Importância da escolha do método…
“O
complexo não pode ser aprendido analiticamente, é necessário fazer interagir
num contexto unificado onde se estabeleçam iterações entre todos os aspectos
que têm influência significativa na optimização do desportista humano” (Vargas, 2017).
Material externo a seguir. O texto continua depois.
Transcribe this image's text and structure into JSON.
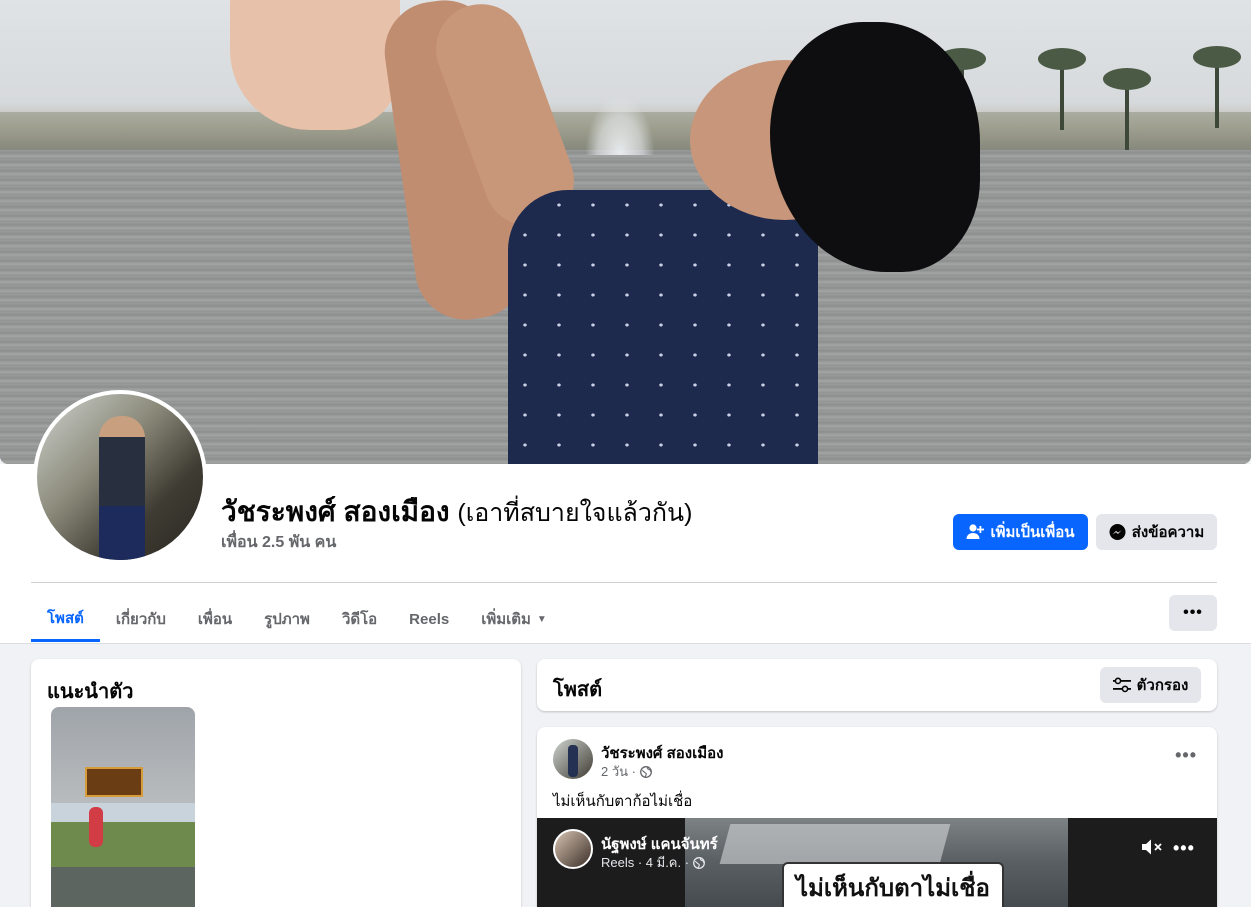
{
  "profile": {
    "name": "วัชระพงศ์ สองเมือง",
    "alternate_name": "(เอาที่สบายใจแล้วกัน)",
    "friends": "เพื่อน 2.5 พัน คน"
  },
  "actions": {
    "add_friend": "เพิ่มเป็นเพื่อน",
    "message": "ส่งข้อความ",
    "more": "•••"
  },
  "tabs": [
    {
      "label": "โพสต์",
      "active": true
    },
    {
      "label": "เกี่ยวกับ",
      "active": false
    },
    {
      "label": "เพื่อน",
      "active": false
    },
    {
      "label": "รูปภาพ",
      "active": false
    },
    {
      "label": "วิดีโอ",
      "active": false
    },
    {
      "label": "Reels",
      "active": false
    },
    {
      "label": "เพิ่มเติม",
      "active": false
    }
  ],
  "intro": {
    "title": "แนะนำตัว",
    "featured_logo_text": "มนทัดปี"
  },
  "posts_header": {
    "title": "โพสต์",
    "filter": "ตัวกรอง"
  },
  "post": {
    "author": "วัชระพงศ์ สองเมือง",
    "time": "2 วัน ·",
    "text": "ไม่เห็นกับตาก้อไม่เชื่อ",
    "more": "•••",
    "shared_reel": {
      "author": "นัฐพงษ์ แคนจันทร์",
      "meta": "Reels · 4 มี.ค. ·",
      "caption": "ไม่เห็นกับตาไม่เชื่อ",
      "more": "•••"
    }
  },
  "colors": {
    "primary": "#0866ff",
    "secondary_button": "#e4e6eb",
    "background": "#f0f2f5",
    "muted_text": "#65676b"
  },
  "icons": [
    "add-friend-icon",
    "messenger-icon",
    "caret-down-icon",
    "filter-icon",
    "globe-icon",
    "mute-icon",
    "more-icon"
  ]
}
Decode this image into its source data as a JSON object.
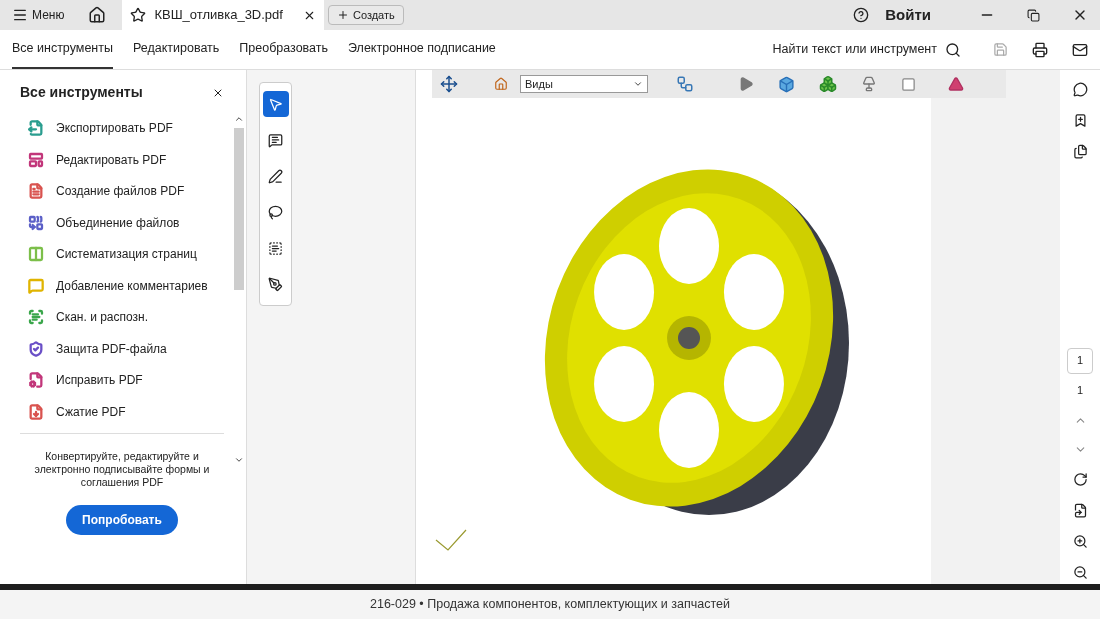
{
  "titlebar": {
    "menu": "Меню",
    "document_tab": "КВШ_отливка_3D.pdf",
    "create": "Создать",
    "sign_in": "Войти"
  },
  "tabs": [
    {
      "label": "Все инструменты",
      "selected": true
    },
    {
      "label": "Редактировать",
      "selected": false
    },
    {
      "label": "Преобразовать",
      "selected": false
    },
    {
      "label": "Электронное подписание",
      "selected": false
    }
  ],
  "search": {
    "label": "Найти текст или инструмент"
  },
  "tools_panel": {
    "title": "Все инструменты",
    "items": [
      {
        "label": "Экспортировать PDF",
        "color": "#2a9d8f"
      },
      {
        "label": "Редактировать PDF",
        "color": "#c2367a"
      },
      {
        "label": "Создание файлов PDF",
        "color": "#d9534f"
      },
      {
        "label": "Объединение файлов",
        "color": "#5b5fc7"
      },
      {
        "label": "Систематизация страниц",
        "color": "#7cbf4a"
      },
      {
        "label": "Добавление комментариев",
        "color": "#e0b400"
      },
      {
        "label": "Скан. и распозн.",
        "color": "#3aa64b"
      },
      {
        "label": "Защита PDF-файла",
        "color": "#6a4fc7"
      },
      {
        "label": "Исправить PDF",
        "color": "#c2367a"
      },
      {
        "label": "Сжатие PDF",
        "color": "#d9534f"
      }
    ],
    "promo": "Конвертируйте, редактируйте и электронно подписывайте формы и соглашения PDF",
    "try_button": "Попробовать"
  },
  "viewer_toolbar": {
    "views": "Виды"
  },
  "page_nav": {
    "current": "1",
    "total": "1"
  },
  "caption": "216-029 • Продажа компонентов, комплектующих и запчастей"
}
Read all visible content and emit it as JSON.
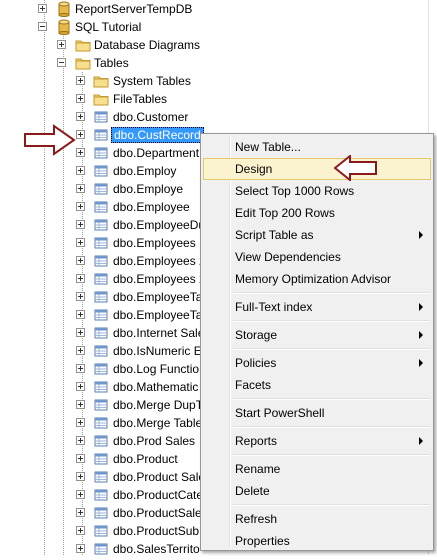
{
  "tree": {
    "nodes": [
      {
        "label": "ReportServerTempDB",
        "icon": "database-icon",
        "expanded": false
      },
      {
        "label": "SQL Tutorial",
        "icon": "database-icon",
        "expanded": true
      },
      {
        "label": "Database Diagrams",
        "icon": "folder-icon",
        "expanded": false
      },
      {
        "label": "Tables",
        "icon": "folder-icon",
        "expanded": true
      },
      {
        "label": "System Tables",
        "icon": "folder-icon",
        "expanded": false
      },
      {
        "label": "FileTables",
        "icon": "folder-icon",
        "expanded": false
      },
      {
        "label": "dbo.Customer",
        "icon": "table-icon",
        "expanded": false
      },
      {
        "label": "dbo.CustRecord",
        "icon": "table-icon",
        "expanded": false,
        "selected": true
      },
      {
        "label": "dbo.Department",
        "icon": "table-icon",
        "expanded": false
      },
      {
        "label": "dbo.Employ",
        "icon": "table-icon",
        "expanded": false
      },
      {
        "label": "dbo.Employe",
        "icon": "table-icon",
        "expanded": false
      },
      {
        "label": "dbo.Employee",
        "icon": "table-icon",
        "expanded": false
      },
      {
        "label": "dbo.EmployeeDu",
        "icon": "table-icon",
        "expanded": false
      },
      {
        "label": "dbo.Employees",
        "icon": "table-icon",
        "expanded": false
      },
      {
        "label": "dbo.Employees 2",
        "icon": "table-icon",
        "expanded": false
      },
      {
        "label": "dbo.Employees 2",
        "icon": "table-icon",
        "expanded": false
      },
      {
        "label": "dbo.EmployeeTa",
        "icon": "table-icon",
        "expanded": false
      },
      {
        "label": "dbo.EmployeeTa",
        "icon": "table-icon",
        "expanded": false
      },
      {
        "label": "dbo.Internet Sale",
        "icon": "table-icon",
        "expanded": false
      },
      {
        "label": "dbo.IsNumeric E",
        "icon": "table-icon",
        "expanded": false
      },
      {
        "label": "dbo.Log Functio",
        "icon": "table-icon",
        "expanded": false
      },
      {
        "label": "dbo.Mathematic",
        "icon": "table-icon",
        "expanded": false
      },
      {
        "label": "dbo.Merge DupT",
        "icon": "table-icon",
        "expanded": false
      },
      {
        "label": "dbo.Merge Table",
        "icon": "table-icon",
        "expanded": false
      },
      {
        "label": "dbo.Prod Sales",
        "icon": "table-icon",
        "expanded": false
      },
      {
        "label": "dbo.Product",
        "icon": "table-icon",
        "expanded": false
      },
      {
        "label": "dbo.Product Sale",
        "icon": "table-icon",
        "expanded": false
      },
      {
        "label": "dbo.ProductCate",
        "icon": "table-icon",
        "expanded": false
      },
      {
        "label": "dbo.ProductSale",
        "icon": "table-icon",
        "expanded": false
      },
      {
        "label": "dbo.ProductSub",
        "icon": "table-icon",
        "expanded": false
      },
      {
        "label": "dbo.SalesTerrito",
        "icon": "table-icon",
        "expanded": false
      }
    ]
  },
  "context_menu": {
    "items": [
      {
        "label": "New Table...",
        "submenu": false
      },
      {
        "label": "Design",
        "submenu": false,
        "highlighted": true
      },
      {
        "label": "Select Top 1000 Rows",
        "submenu": false
      },
      {
        "label": "Edit Top 200 Rows",
        "submenu": false
      },
      {
        "label": "Script Table as",
        "submenu": true
      },
      {
        "label": "View Dependencies",
        "submenu": false
      },
      {
        "label": "Memory Optimization Advisor",
        "submenu": false
      },
      {
        "separator": true
      },
      {
        "label": "Full-Text index",
        "submenu": true
      },
      {
        "separator": true
      },
      {
        "label": "Storage",
        "submenu": true
      },
      {
        "separator": true
      },
      {
        "label": "Policies",
        "submenu": true
      },
      {
        "label": "Facets",
        "submenu": false
      },
      {
        "separator": true
      },
      {
        "label": "Start PowerShell",
        "submenu": false
      },
      {
        "separator": true
      },
      {
        "label": "Reports",
        "submenu": true
      },
      {
        "separator": true
      },
      {
        "label": "Rename",
        "submenu": false
      },
      {
        "label": "Delete",
        "submenu": false
      },
      {
        "separator": true
      },
      {
        "label": "Refresh",
        "submenu": false
      },
      {
        "label": "Properties",
        "submenu": false
      }
    ]
  },
  "annotations": {
    "arrow_color": "#8b1a1a"
  },
  "colors": {
    "selection": "#3399ff",
    "menu_highlight": "#fbf3cf",
    "menu_highlight_border": "#e4c76e",
    "menu_bg": "#f0f0f0"
  }
}
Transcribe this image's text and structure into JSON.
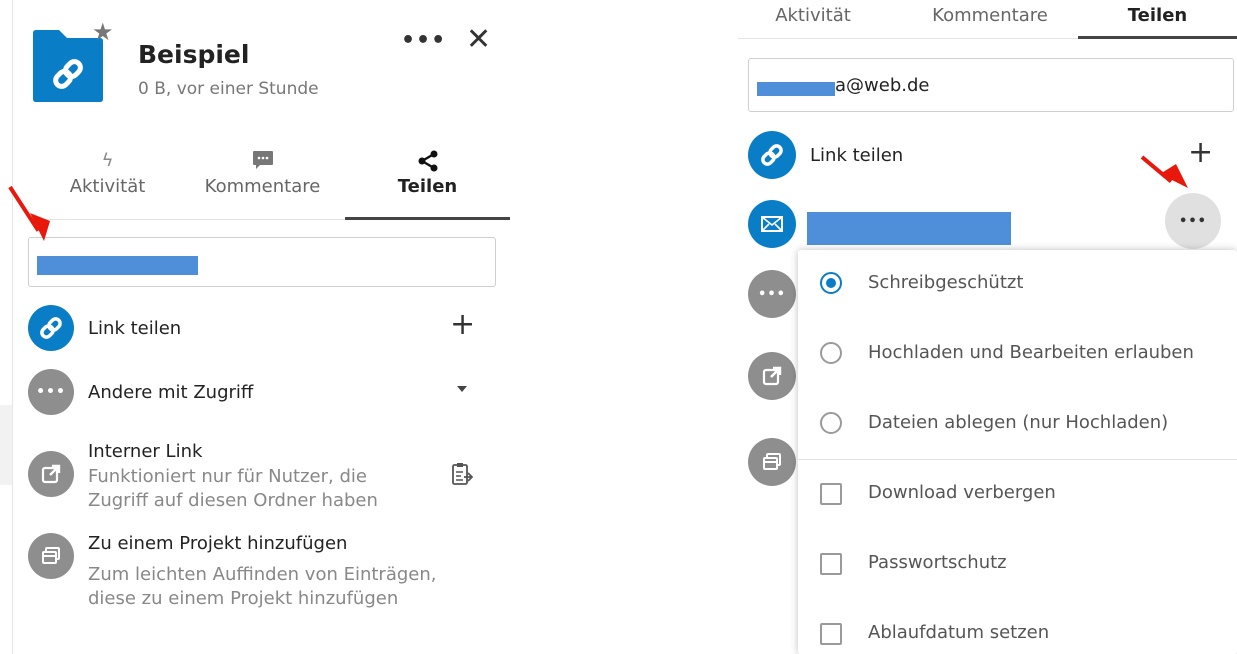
{
  "left": {
    "file": {
      "name": "Beispiel",
      "meta": "0 B, vor einer Stunde"
    },
    "tabs": [
      {
        "label": "Aktivität"
      },
      {
        "label": "Kommentare"
      },
      {
        "label": "Teilen"
      }
    ],
    "share_input_value": "",
    "link_share_label": "Link teilen",
    "others_access_label": "Andere mit Zugriff",
    "internal_link": {
      "title": "Interner Link",
      "desc_line1": "Funktioniert nur für Nutzer, die",
      "desc_line2": "Zugriff auf diesen Ordner haben"
    },
    "project": {
      "title": "Zu einem Projekt hinzufügen",
      "desc_line1": "Zum leichten Auffinden von Einträgen,",
      "desc_line2": "diese zu einem Projekt hinzufügen"
    }
  },
  "right": {
    "tabs": [
      {
        "label": "Aktivität"
      },
      {
        "label": "Kommentare"
      },
      {
        "label": "Teilen"
      }
    ],
    "share_input_suffix": "a@web.de",
    "link_share_label": "Link teilen",
    "menu": {
      "radios": [
        {
          "label": "Schreibgeschützt",
          "checked": true
        },
        {
          "label": "Hochladen und Bearbeiten erlauben",
          "checked": false
        },
        {
          "label": "Dateien ablegen (nur Hochladen)",
          "checked": false
        }
      ],
      "checkboxes": [
        {
          "label": "Download verbergen"
        },
        {
          "label": "Passwortschutz"
        },
        {
          "label": "Ablaufdatum setzen"
        }
      ]
    }
  },
  "colors": {
    "accent": "#0a7dc7",
    "annotation_arrow": "#e8180c",
    "redaction": "#4f8fd9"
  }
}
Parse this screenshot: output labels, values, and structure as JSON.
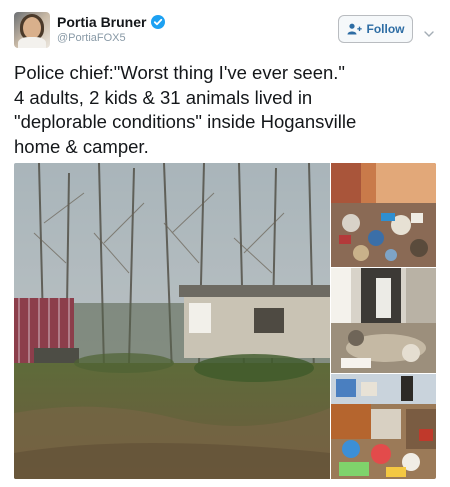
{
  "author": {
    "display_name": "Portia Bruner",
    "handle": "@PortiaFOX5",
    "verified_icon": "verified-badge-icon",
    "avatar_icon": "profile-photo"
  },
  "follow_button": {
    "label": "Follow",
    "icon": "add-user-icon"
  },
  "menu_icon": "chevron-down-icon",
  "tweet": {
    "text": "Police chief:\"Worst thing I've ever seen.\"\n4 adults, 2 kids & 31 animals lived in\n\"deplorable conditions\" inside Hogansville\nhome & camper."
  },
  "media": {
    "photo_count": 4
  },
  "colors": {
    "accent": "#1da1f2",
    "follow_text": "#2e6da4",
    "handle": "#8899a6",
    "text": "#14171a"
  }
}
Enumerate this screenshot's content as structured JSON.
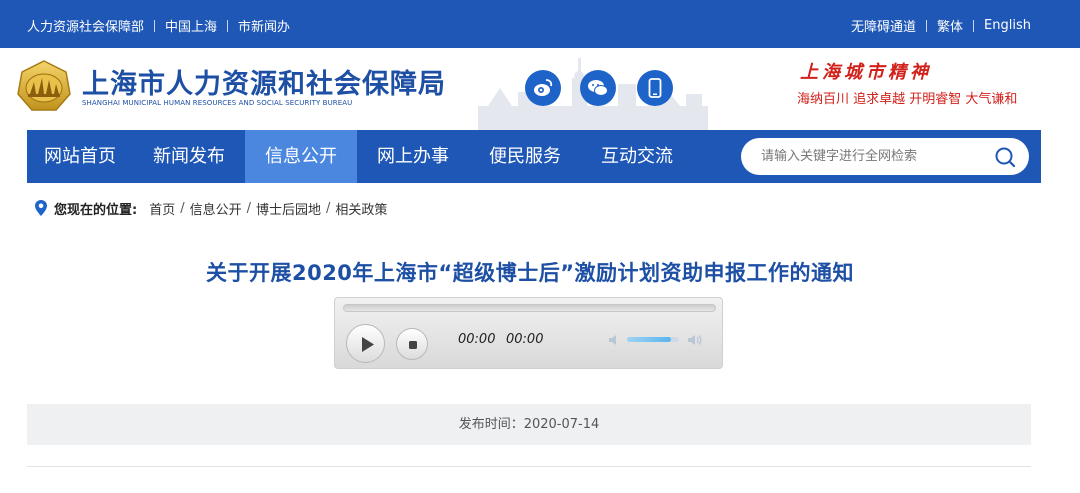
{
  "topbar": {
    "links_left": [
      "人力资源社会保障部",
      "中国上海",
      "市新闻办"
    ],
    "links_right": [
      "无障碍通道",
      "繁体",
      "English"
    ]
  },
  "header": {
    "org_name_cn": "上海市人力资源和社会保障局",
    "org_name_en": "SHANGHAI MUNICIPAL HUMAN RESOURCES AND SOCIAL SECURITY BUREAU",
    "social_icons": [
      "weibo-icon",
      "wechat-icon",
      "mobile-icon"
    ],
    "city_spirit_title": "上海城市精神",
    "city_spirit_text": "海纳百川  追求卓越  开明睿智  大气谦和"
  },
  "nav": {
    "items": [
      "网站首页",
      "新闻发布",
      "信息公开",
      "网上办事",
      "便民服务",
      "互动交流"
    ],
    "active": "信息公开",
    "search_placeholder": "请输入关键字进行全网检索"
  },
  "breadcrumb": {
    "label": "您现在的位置:",
    "items": [
      "首页",
      "信息公开",
      "博士后园地",
      "相关政策"
    ]
  },
  "article": {
    "title": "关于开展2020年上海市“超级博士后”激励计划资助申报工作的通知"
  },
  "player": {
    "current_time": "00:00",
    "duration": "00:00",
    "progress": 0,
    "volume": 0.85
  },
  "publish": {
    "text": "发布时间：2020-07-14"
  },
  "colors": {
    "primary_blue": "#1e57b6",
    "active_nav": "#4b86df",
    "title_blue": "#1d4fa5",
    "spirit_red": "#d2211b"
  }
}
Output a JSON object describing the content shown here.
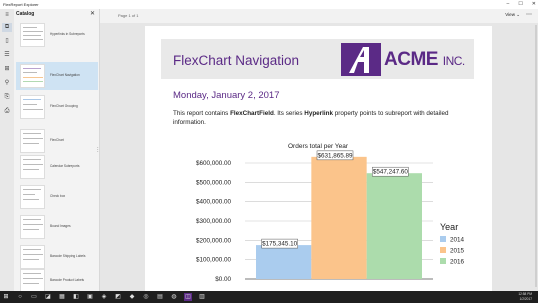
{
  "window": {
    "title": "FlexReport Explorer"
  },
  "toolbar": {
    "page_indicator": "Page 1 of 1",
    "view_label": "View",
    "view_chevron": "⌄",
    "more": "⋯"
  },
  "catalog": {
    "header": "Catalog",
    "items": [
      {
        "label": "Hyperlinks in Subreports"
      },
      {
        "label": "FlexChart Navigation"
      },
      {
        "label": "FlexChart Grouping"
      },
      {
        "label": "FlexChart"
      },
      {
        "label": "Calendar Subreports"
      },
      {
        "label": "Check box"
      },
      {
        "label": "Bound Images"
      },
      {
        "label": "Barcode Shipping Labels"
      },
      {
        "label": "Barcode Product Labels"
      }
    ],
    "selected_index": 1
  },
  "report": {
    "title": "FlexChart Navigation",
    "logo_text": "ACME",
    "logo_suffix": "INC.",
    "date": "Monday, January 2, 2017",
    "desc_pre": "This report contains ",
    "desc_field": "FlexChartField",
    "desc_mid": ". Its series ",
    "desc_prop": "Hyperlink",
    "desc_post": " property points to subreport with detailed information."
  },
  "chart_data": {
    "type": "bar",
    "title": "Orders total per Year",
    "categories": [
      "2014",
      "2015",
      "2016"
    ],
    "values": [
      175345.1,
      631865.89,
      547247.6
    ],
    "data_labels": [
      "$175,345.10",
      "$631,865.89",
      "$547,247.60"
    ],
    "colors": [
      "#aaccee",
      "#fbc48b",
      "#acdcac"
    ],
    "legend_title": "Year",
    "legend_position": "right",
    "ylim": [
      0,
      600000
    ],
    "yticks": [
      "$0.00",
      "$100,000.00",
      "$200,000.00",
      "$300,000.00",
      "$400,000.00",
      "$500,000.00",
      "$600,000.00"
    ],
    "grid": true
  },
  "taskbar": {
    "time": "12:58 PM",
    "date": "1/2/2017"
  },
  "colors": {
    "accent": "#5b2a86",
    "selection": "#cfe3f3"
  }
}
Figura 1: Esquema básico da mudança de perspetiva
do processo de treino (Pol, 2018).
Basquetebol como um sistema complexo
Antes de tentarmos abordar o tema das
metodologias sistémicas e pedagogias não lineares, centremo-nos em definir três
conceitos essenciais. São eles o conceito de sistema, estrutura e conduta
motora.
Um sistema
define-se como um todo complexo interativo, constituído por componentes
que interagem, no qual a sua dinâmica é modificada quando se verifica uma
modificação das suas componentes constituintes (Otero & Burgués, 2003).
Uma estrutura
é a organização não visível do sistema, ou seja, um modo peculiar de
relacionar as componentes desse sistema (Otero & Burgués, 2003). Estas estruturas são
essenciais para que seja possível fazer emergir as ações motoras, que são o
resultado visível do sistema. Entende-se por conduta motora, a
resposta motora de cada pessoa em interação prática com o contexto, englobando
a dimensão cognitiva, afetiva e social (Otero & Burgués, 2003).
A
partir de agora, será fácil perceber o
jogo de basquetebol como sistema
aberto, complexo e dinâmico,
dotado de uma estrutura (regulamento
de prática) e dispõe de uma lógica
interna, ou seja, um conjunto de relações entre componentes (tempo, espaço,
número de jogadores, normas de regulamento) e consequências práticas. Essa mesma
lógica interna muda, se as regras se modificarem, conduzindo à adaptação nas condutas
motoras dos praticantes.
Evolução dos métodos
Tabela
1:
Paradigma Tradicional e Paradigma da
Complexidade (Vargas, 2017).
Paradigma tradicional
O
estudo do desporto e das suas modalidades desportivas tem assistido a uma
tensão entre a teoria cartesiana
(separação dos fatores de treino) e o holismo
(integração e relação de todos os fatores de treino).
Como
parte do sistema de relações humanas, os jogos desportivos coletivos viram os
seus métodos de treino seguir metodologias fracionadas, onde se verificava a
separação dos fatores de rendimento, onde os treinadores orientavam o seu
trabalho para uma determinada dimensão (ex. preparação física, na pré-época) em
detrimento das demais (Reis, 2018). Estes métodos
orientavam-se sob o paradigma da simplificação, resultantes das teorias
mecanicistas provenientes das ideologias pós-revolução industrial. Estas
teorias foram muito efetivas nos desportos individuais, mas desadaptadas à
lógica dos desportos coletivos. Este paradigma linear não contemplava a
complexidade presente jogos desportivos coletivos, visíveis nas interações dinâmicas e por vezes inesperadas, em parte desconhecidas e sem possibilidade
de reprodução.
Paradigma da complexidade
O
chamado paradigma da complexidade tem a sua origem na distinta interpretação
dos seres vivos, da natureza e dos fenómenos sociais. Este novo paradigma
provém de ciências do gestaltismo, o cognitivismo e o estruturalismo e tem como
pilares outras ciências, como a cibernética, a biologia, a genética e a teoria
de sistemas.
A
metodologia “Periodização Tática” pelo Professor Vítor Frade (Portugal,
Porto) e “Treino Estruturado” pelo Professor Paco Seiru-lo (Espanha,
Barcelona) são dois exemplos atuais de metodologias que se regem pelo paradigma
da complexidade (Reis, 2018; Vargas, 2017).
Segundo
o
paradigma da complexidade ou abordagens sistémicas, estas abordagens
propõem uma prática flexível, sem um controlo rígido, que permita aos
intervenientes a auto-organização, aceitando a incerteza, a instabilidade e as
turbulências como rasgos diferenciadores, do contexto específico dos jogos desportivos
coletivos. A ordem e a desordem são transições necessárias para compreender o
próprio contexto em que os praticantes se inserem.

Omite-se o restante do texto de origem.